3. Humor. My dad loved to laugh and socialize with friends. He and my mom hosted many small dinner parties during my childhood, and I remember coming downstairs during a party (I was about six) with golf balls stuck in my shirt saying something like “You probably think these are real bosoms, but they’re not!”
My mother hustled me back upstairs, reprimanding me for coming downstairs “that way.” But dad? He roared with laughter and so did their friends. And that this man could see and enjoy the silliness in children even when he was with his friends stayed with me for a long time. He was not embarrassed at all; he loved it. And I heard about it for years, much to the chagrin of my mom.
4. Curiosity. The family had five Rooks Clothing Stores in Massachusetts and two they purchased with the name of Pariseau’s in Manchester and Nashua, NH, by the time I was about 18. The stores were doing well, but he was getting a little bored; he was an eternally curious and ambitious man. Much to my mom’s astonishment, he turned the day-to-day management of the stores over to his brothers, and began figuring out ways to use computers, long before computers were common. He started a computer-based billing system that was probably ahead of its time, and sold it to someone else; then he went to work on one or two other businesses, all ending up successful.
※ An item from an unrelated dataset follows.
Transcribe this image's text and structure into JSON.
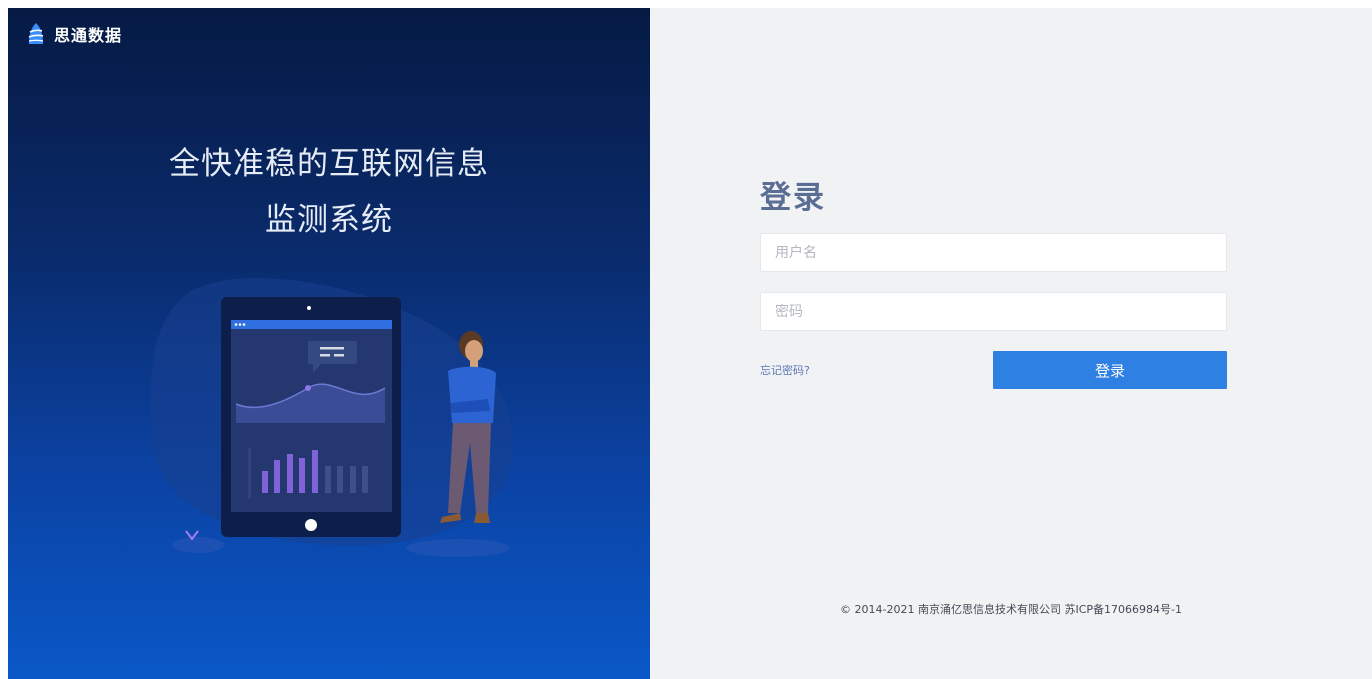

5. Anger Management. I am sure my dad lost his temper occasionally, but I don’t think he did it often. One memory of mine that my mom validated, though, is a night when he came home upset about something and took the silverware drawer out of the cabinet, dumped the contents into the kitchen sink, ran hot water, dumped in some liquid cleaner, and cleaned each piece as if his life depended on it. I could see him sort of vibrating, but he never said a word. He washed each piece carefully and slowly, and looked out the window often. And once each knife, fork, and spoon was cleaned and dried, and put back in its place in the drawer, he turned around and smiled. Whatever had gotten him upset seemed to have vanished along with the suds, down the drain.
I look back, and I’m grateful for those and other lessons that are such a huge part of who I am today, both in my business and personal life. He was the epitome of “Don’t tell someone how to do something; show how it’s done.”
And while another man (and woman) gave me the gift of life, this man — Alexander Rooks — gave me the lessons I needed to live that life properly. I know absolutely that any success I have had in business and in life comes in large part due to his love, support, and endless examples of how things and people should be.